By identifying coherent themes from 2,000 years of obscured and garbled witch history, the author manages to return something contemporary practitioners have lost: a historic legacy. While most witches really can’t claim an unbroken tradition since the time of Medea, what can be claimed is a tradition of goddess worship and Green Wisdom that stretches back to antiquity, far too deeply embedded in the human genome and the earth’s memory to ever be suppressed or eradicated by hostile, dominant religions. “We are Everywhere” happily becomes “We have Always been Everywhere.” For that reclamation, the structural flaws, omissions, and some internal redundancies are minor issues in what otherwise is an excellent book.

Recommended for those seeking a greater understanding of the history of witchcraft, and who are interested in learning about the contemporary Ash, Birch and Willow practices developed by the author to include and explore traditional themes of Old World witchcraft.

~review by Elizabeth Hazel

Author: Raven Grimassi
Weiser Books, 2011
pp. 244, $19.95

* An extremely scholarly book that covers the practices of ancient magicians (and witches, doctors and sorcerers, and these aren’t easily separated) is: Magic and Magicians in the Greco-Roman World by Matthew W. Dickie; Routledge, 2001. This book is stultifying except for the small gold nuggets hidden in the text.

Another scholarly work that provides translations of ancient charms and amulets found throughout the ancient world in archeological digs and also helps answer the question of what deities were evoked in ancient magic is The Greek Magical Papyri In Translation, Including the Demotic Spells”(Volume One: Texts) edited by Hans Dieter Betz, University of Chicago Press, 1986. Many spells are addressed to Agathodaemon and Aphrodite; others are addressed to forms of solar deities including Apollo, Helios, and Shamash (Hebrew).
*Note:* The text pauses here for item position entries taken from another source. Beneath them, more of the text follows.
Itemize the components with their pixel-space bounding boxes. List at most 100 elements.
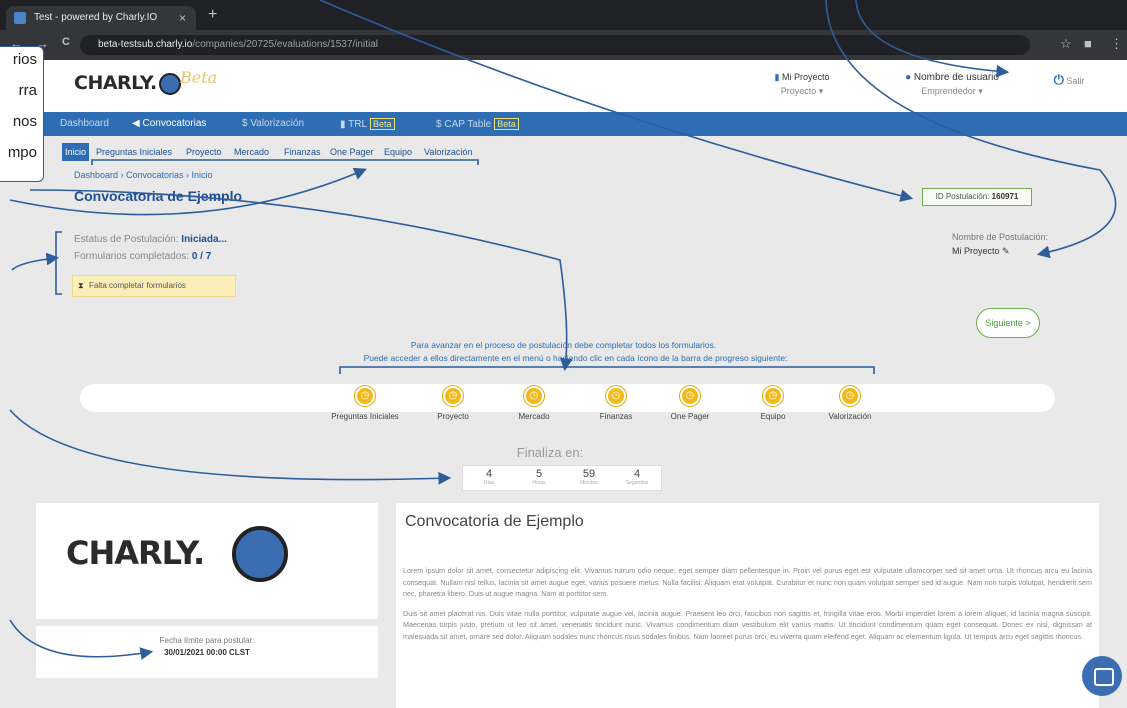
browser-tab[interactable]: Test - powered by Charly.IO × (6, 6, 196, 30)
nombre-postulacion-label: Nombre de Postulación: (952, 232, 1049, 242)
step-label: Proyecto (437, 412, 469, 421)
brand-logo[interactable]: CHARLY. (74, 72, 181, 95)
fecha-limite-value: 30/01/2021 00:00 CLST (164, 648, 250, 657)
url-path: /companies/20725/evaluations/1537/initia… (192, 39, 378, 50)
fecha-limite-card: Fecha límite para postular: 30/01/2021 0… (36, 626, 378, 678)
tab-close-icon[interactable]: × (179, 6, 186, 30)
chat-widget-icon[interactable] (1082, 656, 1122, 696)
reload-icon[interactable]: C (62, 36, 70, 48)
trl-beta-badge: Beta (370, 118, 395, 130)
extension-icon[interactable]: ■ (1084, 36, 1092, 51)
clock-icon: ◷ (355, 386, 375, 406)
status-value: Iniciada... (181, 234, 227, 245)
tab-valorizacion[interactable]: Valorización (424, 143, 472, 161)
step-label: One Pager (670, 412, 710, 421)
countdown-value: 4 (633, 468, 641, 480)
convocatoria-logo-badge-icon (232, 526, 288, 582)
nav-dashboard[interactable]: Dashboard (60, 112, 109, 136)
nav-cap-table[interactable]: $ CAP Table Beta (436, 112, 519, 136)
finaliza-label: Finaliza en: (516, 445, 584, 460)
description-paragraph: Duis sit amet placerat nis. Duis vitae n… (403, 608, 1092, 641)
logout-label: Salir (1066, 76, 1085, 86)
annotation-callout: rios rra nos mpo (0, 46, 44, 182)
countdown-unit: Horas (532, 480, 546, 486)
logout-button[interactable]: ⏻ Salir (1044, 72, 1094, 88)
countdown-value: 59 (582, 468, 596, 480)
project-icon: ▮ (774, 72, 780, 82)
app-header: CHARLY. Beta ▮ Mi Proyecto Proyecto ▾ ● … (0, 60, 1127, 112)
browser-toolbar: ← → C beta-testsub.charly.io/companies/2… (0, 30, 1127, 60)
favicon-icon (14, 12, 26, 24)
brand-badge-icon (158, 72, 181, 95)
dollar-icon: $ (436, 119, 442, 130)
step-one-pager[interactable]: ◷ One Pager (655, 386, 725, 421)
id-postulacion-value: 160971 (991, 192, 1019, 201)
countdown-value: 5 (535, 468, 543, 480)
callout-line: rra (18, 82, 37, 99)
nombre-postulacion: Nombre de Postulación: Mi Proyecto ✎ (952, 232, 1048, 257)
status-line: Estatus de Postulación: Iniciada... (74, 234, 227, 245)
step-finanzas[interactable]: ◷ Finanzas (581, 386, 651, 421)
nav-convocatorias[interactable]: ◀ Convocatorias (132, 112, 206, 136)
new-tab-button[interactable]: + (208, 6, 217, 24)
step-mercado[interactable]: ◷ Mercado (499, 386, 569, 421)
fecha-limite-label: Fecha límite para postular: (159, 636, 255, 645)
nav-cap-table-label: CAP Table (444, 119, 492, 130)
countdown: 4 Días 5 Horas 59 Minutos 4 Segundos (462, 465, 662, 491)
project-menu[interactable]: ▮ Mi Proyecto Proyecto ▾ (762, 72, 842, 97)
clock-icon: ◷ (680, 386, 700, 406)
tab-proyecto[interactable]: Proyecto (186, 143, 222, 161)
step-proyecto[interactable]: ◷ Proyecto (418, 386, 488, 421)
nav-valorizacion[interactable]: $ Valorización (242, 112, 304, 136)
user-name: Nombre de usuario (913, 72, 999, 83)
countdown-unit: Días (483, 480, 495, 486)
tab-equipo[interactable]: Equipo (384, 143, 412, 161)
nav-convocatorias-label: Convocatorias (142, 118, 207, 129)
nombre-postulacion-value: Mi Proyecto (952, 246, 1000, 256)
project-dropdown[interactable]: Proyecto ▾ (762, 86, 842, 97)
countdown-minutes: 59 Minutos (569, 468, 609, 486)
forms-line: Formularios completados: 0 / 7 (74, 251, 211, 262)
breadcrumb[interactable]: Dashboard › Convocatorias › Inicio (74, 170, 213, 180)
user-menu[interactable]: ● Nombre de usuario Emprendedor ▾ (892, 72, 1012, 97)
clock-icon: ◷ (840, 386, 860, 406)
star-icon[interactable]: ☆ (1060, 36, 1072, 52)
callout-line: nos (12, 113, 37, 130)
trl-icon: ▮ (340, 119, 346, 130)
countdown-seconds: 4 Segundos (617, 468, 657, 486)
user-role-dropdown[interactable]: Emprendedor ▾ (892, 86, 1012, 97)
status-label: Estatus de Postulación: (74, 234, 179, 245)
forms-value: 0 / 7 (191, 251, 212, 262)
cap-table-beta-badge: Beta (494, 118, 519, 130)
step-equipo[interactable]: ◷ Equipo (738, 386, 808, 421)
step-label: Preguntas Iniciales (331, 412, 399, 421)
page-title: Convocatoria de Ejemplo (74, 188, 243, 204)
tab-finanzas[interactable]: Finanzas (284, 143, 321, 161)
step-preguntas-iniciales[interactable]: ◷ Preguntas Iniciales (330, 386, 400, 421)
callout-line: mpo (7, 144, 37, 161)
id-postulacion-badge: ID Postulación: 160971 (922, 188, 1032, 206)
nav-trl[interactable]: ▮ TRL Beta (340, 112, 395, 136)
description-paragraph: Lorem ipsum dolor sit amet, consectetur … (403, 566, 1092, 598)
callout-line: rios (12, 51, 37, 68)
pencil-icon[interactable]: ✎ (1002, 246, 1010, 256)
address-bar[interactable]: beta-testsub.charly.io/companies/20725/e… (80, 35, 1030, 55)
clock-icon: ◷ (606, 386, 626, 406)
brand-text: CHARLY. (74, 72, 157, 94)
tab-preguntas-iniciales[interactable]: Preguntas Iniciales (96, 143, 172, 161)
power-icon: ⏻ (1053, 72, 1064, 87)
user-icon: ● (905, 72, 912, 83)
description-card: Convocatoria de Ejemplo Lorem ipsum dolo… (396, 503, 1099, 708)
falta-alert: ⧗ Falta completar formularios (72, 275, 236, 297)
tab-mercado[interactable]: Mercado (234, 143, 269, 161)
id-postulacion-label: ID Postulación: (935, 192, 990, 201)
siguiente-button[interactable]: Siguiente > (976, 308, 1040, 338)
dollar-icon: $ (242, 118, 248, 129)
tab-inicio[interactable]: Inicio (62, 143, 90, 161)
clock-icon: ◷ (443, 386, 463, 406)
menu-kebab-icon[interactable]: ⋮ (1110, 36, 1123, 52)
step-valorizacion[interactable]: ◷ Valorización (815, 386, 885, 421)
countdown-value: 4 (485, 468, 493, 480)
nav-valorizacion-label: Valorización (250, 118, 305, 129)
tab-one-pager[interactable]: One Pager (330, 143, 374, 161)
There is a surprising amount of Hebrew influence in this collection, suggesting that tribal magical practices were well infused into mainstream magical practices during the Roman Empire period. Lots of these spells are really nasty.

Neither of these books is for the casual reader, but they do fill in some of the gaps in Grimassi’s historic examination of witchcraft, should the reader care to pursue these topics in scholarly depth.